A region of the stratosphere, between 15 and 30 kilometres in altitude, containing a relatively high concentration of ozone; it absorbs most solar ultraviolet radiation. The "ozone layer" contains more than 90% of the earth's ozone. Ozone is a corrosive, light blue gas with a smell something like burning electrical wiring. The atmosphere at this altitude is still about 78% nitrogen, 21% oxygen, and the peak ozone concentration is about 9 ppm (or 0.0009%). Other things (water vapor, carbon dioxide, argon, and so on) are present there in small concentrations too.
Ozone itself is a triatomic molecule, composed of three oxygen atoms that bonded, unlike the oxygen we breathe, which are diatomic molecules, meaning two oxygen atoms.
The ozone layer is a region high in the atmosphere, containing this ozone, (concentrated in the lower stratosphere to a maximum of 9 ppm) that filters out most of the sun's dangerous ultraviolet rays (UV-B). UV-B is also absorbed by the DNA in all surface dwelling life on Earth, which causes cataracts, cancer, mutation, and reduces crop yields, and arable land.
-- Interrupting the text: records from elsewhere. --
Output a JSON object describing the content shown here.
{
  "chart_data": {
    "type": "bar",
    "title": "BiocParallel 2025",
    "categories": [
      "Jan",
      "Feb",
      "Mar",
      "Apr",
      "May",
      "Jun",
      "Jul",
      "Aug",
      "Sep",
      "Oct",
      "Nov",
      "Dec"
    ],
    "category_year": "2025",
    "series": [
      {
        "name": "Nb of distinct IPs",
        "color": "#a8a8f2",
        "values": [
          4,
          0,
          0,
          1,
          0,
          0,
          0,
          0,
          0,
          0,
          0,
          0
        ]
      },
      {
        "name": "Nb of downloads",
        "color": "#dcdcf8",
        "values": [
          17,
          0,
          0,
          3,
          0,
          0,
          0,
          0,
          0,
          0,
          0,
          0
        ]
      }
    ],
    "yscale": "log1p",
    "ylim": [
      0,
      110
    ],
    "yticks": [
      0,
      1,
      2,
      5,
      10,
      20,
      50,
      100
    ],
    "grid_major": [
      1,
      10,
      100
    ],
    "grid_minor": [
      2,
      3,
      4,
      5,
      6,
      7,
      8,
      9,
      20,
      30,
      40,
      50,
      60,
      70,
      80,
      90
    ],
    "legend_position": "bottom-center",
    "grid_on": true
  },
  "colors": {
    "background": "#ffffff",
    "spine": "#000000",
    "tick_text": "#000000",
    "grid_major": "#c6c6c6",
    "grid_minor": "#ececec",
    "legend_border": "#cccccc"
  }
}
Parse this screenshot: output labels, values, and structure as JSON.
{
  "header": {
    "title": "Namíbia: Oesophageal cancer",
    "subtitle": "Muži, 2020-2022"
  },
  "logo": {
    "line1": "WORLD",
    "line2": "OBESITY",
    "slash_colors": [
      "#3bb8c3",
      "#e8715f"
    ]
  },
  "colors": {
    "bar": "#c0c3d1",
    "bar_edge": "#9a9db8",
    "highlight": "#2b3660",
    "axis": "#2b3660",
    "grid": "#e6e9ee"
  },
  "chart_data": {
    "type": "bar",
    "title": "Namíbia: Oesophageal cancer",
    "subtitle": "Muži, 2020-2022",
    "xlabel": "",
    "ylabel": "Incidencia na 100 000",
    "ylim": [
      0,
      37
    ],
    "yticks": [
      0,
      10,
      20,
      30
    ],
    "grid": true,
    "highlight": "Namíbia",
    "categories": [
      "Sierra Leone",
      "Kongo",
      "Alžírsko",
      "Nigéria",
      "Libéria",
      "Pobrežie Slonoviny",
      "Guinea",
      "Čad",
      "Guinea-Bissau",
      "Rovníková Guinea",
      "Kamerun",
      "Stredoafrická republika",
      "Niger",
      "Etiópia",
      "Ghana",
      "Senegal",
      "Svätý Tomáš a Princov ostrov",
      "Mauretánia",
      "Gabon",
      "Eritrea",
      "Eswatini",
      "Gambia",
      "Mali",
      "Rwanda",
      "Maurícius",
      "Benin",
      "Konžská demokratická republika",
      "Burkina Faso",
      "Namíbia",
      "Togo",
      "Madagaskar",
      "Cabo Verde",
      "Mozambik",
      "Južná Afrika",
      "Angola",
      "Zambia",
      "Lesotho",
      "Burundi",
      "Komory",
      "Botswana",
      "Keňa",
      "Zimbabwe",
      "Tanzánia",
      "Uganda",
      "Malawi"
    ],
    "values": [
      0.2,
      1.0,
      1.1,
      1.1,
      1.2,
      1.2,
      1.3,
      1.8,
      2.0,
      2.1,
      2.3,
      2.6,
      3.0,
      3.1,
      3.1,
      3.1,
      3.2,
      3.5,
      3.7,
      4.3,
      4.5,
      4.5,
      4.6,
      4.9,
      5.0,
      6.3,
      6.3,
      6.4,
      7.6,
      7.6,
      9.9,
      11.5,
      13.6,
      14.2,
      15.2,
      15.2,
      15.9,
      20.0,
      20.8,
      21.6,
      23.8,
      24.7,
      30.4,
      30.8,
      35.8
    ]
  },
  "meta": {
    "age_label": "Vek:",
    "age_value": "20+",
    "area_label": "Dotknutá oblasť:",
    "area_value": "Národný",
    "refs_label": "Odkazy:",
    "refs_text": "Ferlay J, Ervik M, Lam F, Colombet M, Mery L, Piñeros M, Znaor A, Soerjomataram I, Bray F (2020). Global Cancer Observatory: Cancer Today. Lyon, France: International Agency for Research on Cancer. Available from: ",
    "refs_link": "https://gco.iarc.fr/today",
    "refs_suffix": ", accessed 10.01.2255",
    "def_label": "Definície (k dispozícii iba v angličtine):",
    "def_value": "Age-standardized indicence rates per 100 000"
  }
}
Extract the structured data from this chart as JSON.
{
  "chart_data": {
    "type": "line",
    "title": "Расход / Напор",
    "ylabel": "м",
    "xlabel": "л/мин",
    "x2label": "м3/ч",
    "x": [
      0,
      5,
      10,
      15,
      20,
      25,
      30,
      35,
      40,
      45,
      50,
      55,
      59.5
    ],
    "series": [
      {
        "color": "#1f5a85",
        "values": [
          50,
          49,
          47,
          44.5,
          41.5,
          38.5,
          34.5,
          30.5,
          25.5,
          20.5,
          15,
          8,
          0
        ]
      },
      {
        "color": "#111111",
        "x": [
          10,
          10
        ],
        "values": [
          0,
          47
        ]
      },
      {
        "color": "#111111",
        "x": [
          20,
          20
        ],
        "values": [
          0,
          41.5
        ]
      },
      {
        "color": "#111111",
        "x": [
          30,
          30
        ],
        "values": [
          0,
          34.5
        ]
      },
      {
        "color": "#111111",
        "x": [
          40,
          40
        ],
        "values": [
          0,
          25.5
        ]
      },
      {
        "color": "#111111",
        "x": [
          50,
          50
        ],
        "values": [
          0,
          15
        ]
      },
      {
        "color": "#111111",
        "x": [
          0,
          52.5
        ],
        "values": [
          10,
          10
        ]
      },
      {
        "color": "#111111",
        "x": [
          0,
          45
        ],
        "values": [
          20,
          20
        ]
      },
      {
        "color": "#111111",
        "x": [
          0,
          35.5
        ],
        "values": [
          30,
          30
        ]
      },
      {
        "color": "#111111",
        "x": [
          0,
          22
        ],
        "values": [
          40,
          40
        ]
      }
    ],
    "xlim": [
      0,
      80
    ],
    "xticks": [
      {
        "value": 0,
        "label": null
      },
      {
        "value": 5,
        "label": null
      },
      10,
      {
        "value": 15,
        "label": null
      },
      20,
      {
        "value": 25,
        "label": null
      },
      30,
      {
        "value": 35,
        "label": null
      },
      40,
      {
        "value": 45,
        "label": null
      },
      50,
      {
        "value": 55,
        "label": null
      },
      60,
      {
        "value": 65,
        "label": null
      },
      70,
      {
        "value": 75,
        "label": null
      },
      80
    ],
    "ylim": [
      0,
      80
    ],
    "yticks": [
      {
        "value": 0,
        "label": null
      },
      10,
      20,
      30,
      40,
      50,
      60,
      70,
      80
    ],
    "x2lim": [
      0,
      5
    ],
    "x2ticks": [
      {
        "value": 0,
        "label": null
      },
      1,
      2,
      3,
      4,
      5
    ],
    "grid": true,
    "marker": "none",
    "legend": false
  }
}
An ozone hole also periodically forms, since ozone is unstable. The word "hole" is somewhat misleading. This is actually a diminished concentration of ozone due to the lack of sunlight and not a complete absence. An ozone hole forms over a pole, then later heals, once each year at the pole that is not receiving UV-C light from the Sun. The southern polar hole is larger than the northern polar hole, due to the polarity of Earth's magnetic field. Contaminants are suspected of making the hole larger, last longer, and contain less ozone, which is only an indication of the general "health" of the ozone layer. The hole itself forms in areas that are receiving no UV-B from the Sun either, so there are no lifeforms at risk from our Sun "beneath the hole"... every surface organism is at risk from a thinned ozone layer, but only when the Sun is above them.
The ozone layer is a region of the atmosphere where enough oxygen (and nitrogen too for some ozone production) is present to interact with very short wave UV (UV-C), and recombine to form some ozone. The ozone then blocks longer wave UV (UV-B). This layer is located roughly between 10 and 4 miles above the surface of the earth (depending on whether above the equator or above the poles), with highest ozone concentrations in a region that is alternatively called the "lower stratosphere", the "tropopause", or the "ozone layer".
If you took all the ozone in an entire column from the ground to infinity, and compressed it to STP (standard temperature and pressure, or 0°C at 1 atmosphere pressure) it would be a layer about 3 mm thick. Less than 1/3 as much in the Antarctic ozone hole when it is winter there.